Cuma, Mayıs 04, 2012

Justine


 "Onu anlamak için ondan bunca uzaklaşmam gerekiyormuş meğer."

"Tozların savrulduğu binlerce sokak birden aydınlanıyor zihnimde."

"Orada, ressamın ya da yazarın sessizliklerinden gerçeklik yeniden düzenlenebilir, yeniden yoğrulup önemli yanıyla sergilenebilir. Adslında gündelik eylemlerimiz, altın sırmalı ipek üzerine giyilmiş çuval bezinden giysi gibidir, derindeki anlamı gizler. Bir sanatçı, sanatı aracılığıyla gündelik yaşamda kendisini yaralamış, yenilgiye uğratmış şeylerle mutlu bir uzlaşmaya varabilir; sıradan insanların yapmaya çalıştıkları gibi alınyazısından kaçmak için değil, imgelerin aracılığıyla, onu daha tam ve daha uygun biçimde gerçekleştirmek için."

"Yaşamımın denize düşmüş parçasını, yeniden bulmak için yazıyorum bütün bunları."

"Günler, düşlerin arasını dolduran boşluklardan başka bir şey değildi."

"İnsansal olamayacak denli güçlü ve hesaplı bir izdüşümünün tutsağıyız."

"Yazar olsaydım kişilerimde çokboyutluluğu amaçlardım, prizmasal denebilecek bir görünümü.
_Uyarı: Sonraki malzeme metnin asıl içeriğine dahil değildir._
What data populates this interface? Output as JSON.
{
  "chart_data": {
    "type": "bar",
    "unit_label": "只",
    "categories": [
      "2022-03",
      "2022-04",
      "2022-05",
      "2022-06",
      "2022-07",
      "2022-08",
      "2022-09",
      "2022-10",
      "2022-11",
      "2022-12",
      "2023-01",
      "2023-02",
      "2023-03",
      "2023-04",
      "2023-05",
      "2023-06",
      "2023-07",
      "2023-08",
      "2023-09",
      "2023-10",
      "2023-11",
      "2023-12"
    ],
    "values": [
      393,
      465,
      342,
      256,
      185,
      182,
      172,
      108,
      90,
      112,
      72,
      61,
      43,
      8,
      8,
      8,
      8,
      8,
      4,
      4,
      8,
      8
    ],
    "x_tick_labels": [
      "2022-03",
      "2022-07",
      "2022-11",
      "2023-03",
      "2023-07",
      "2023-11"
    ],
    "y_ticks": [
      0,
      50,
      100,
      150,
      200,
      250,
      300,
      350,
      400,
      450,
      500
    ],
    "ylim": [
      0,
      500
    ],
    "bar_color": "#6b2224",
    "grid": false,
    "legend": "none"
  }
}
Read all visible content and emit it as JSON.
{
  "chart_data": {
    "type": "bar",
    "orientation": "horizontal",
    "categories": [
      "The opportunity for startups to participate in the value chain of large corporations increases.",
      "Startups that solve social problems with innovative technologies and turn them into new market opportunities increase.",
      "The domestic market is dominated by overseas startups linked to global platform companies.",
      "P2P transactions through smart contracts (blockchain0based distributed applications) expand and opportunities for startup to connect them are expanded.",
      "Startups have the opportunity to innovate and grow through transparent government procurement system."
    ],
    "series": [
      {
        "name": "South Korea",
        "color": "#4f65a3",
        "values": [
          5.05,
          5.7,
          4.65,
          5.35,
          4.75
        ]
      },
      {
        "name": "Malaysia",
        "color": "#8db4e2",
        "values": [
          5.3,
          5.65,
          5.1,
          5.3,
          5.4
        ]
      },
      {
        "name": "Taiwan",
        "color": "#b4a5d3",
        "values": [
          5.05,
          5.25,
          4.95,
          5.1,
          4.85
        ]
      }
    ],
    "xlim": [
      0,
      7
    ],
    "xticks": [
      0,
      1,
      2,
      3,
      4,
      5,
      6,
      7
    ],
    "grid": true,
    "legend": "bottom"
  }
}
Neden sanki bir insan aynı anda birden çok resim veremesin?"

"Beni biraz olsun tanısaydı, bizim gibi her şeyi derinlemesine duyan, insan düşüncesinin içinden çıkılmaz düğümünün tam anlamıyla bilincinde olan insanlar için verilecek tek bir yanıt -alaylı bir sevecenlik ve suskunluk-olduğunu kendisi de anlardı."

"Gövdenin gündüzü ruhun penceresidir. Gövdelerin işi bitince insanda ruhların işi başlar. Gövde uyanınca ruh uyur; ruh uyuyunca gövde ayaklanır."

"Aşk, her biri kendi başına büyümeye çabalayan iki ruhun aynı anda ateşlenmesidir. Sanki iki insanın içinde sessizce bir şey patlamış gibi olur."

"Her erkek çamur ve iblis karışımıdır, hiçbir kadın bunların her ikisini de doyuramaz."

"Kümes hayvanlarındaki gagalama düzenine benzer bir hiyerarşi diplomatlar arasında da vardır."

"Yüreğimde eksik olanı ruhumla tamamladığımı kabul etmek zorunda kalacaklar."

"Sanki yanlış yaşanmış bir hayatın yalanlarının gerisinde bunca zamandır birikmiş iç yaşamının bütün hazinesi, gövde ölürken, duvarları yıkıp bilincine akmıştı."

"Sanki o nesnelerin bütünü onun kişiliğinin bütünüdür."

"Tıpkı bir insan gibi bir kentin de kendi eğilimlerini, isteklerini, korkularını biriktirdiğini düşünüyorum."

"İnsanlar sürekli olarak neyseler o mudurlar, yoksa tıpkı sessiz filmlerdeki gibi hafifçe titreyen imgeler çok çabuk birbirine eklendiği için bize süreklilik duygusu mu verirler?"

"Kent, kırıcı bir umursamazlıkla gülümsüyordu, karanlıkla birlikte canlanan bir yosma gibiydi."

"Gerçekten değişmişliği falan yoktu. Kendine yeni bir maske bulmuştu yalnızca."

"Yaşamda ödüllendirme esası hep böyle işler, iyiliğie karşı kötülük, kötülüğe karşı iyilik vererek."

"Her şey çevremizdeki sessizliği yorumlamamıza bağlı."

Lawrence Durrell - Justine (İskenderiye Dörtlüsü I) (Can Yayınları)

1 yorum:

Unknown dedi ki...

elinize sağlık, en güzel cümleleri seçmişsiniz sanki gidip kitabı alasım geldi. devamını bekleriz. iyi günler.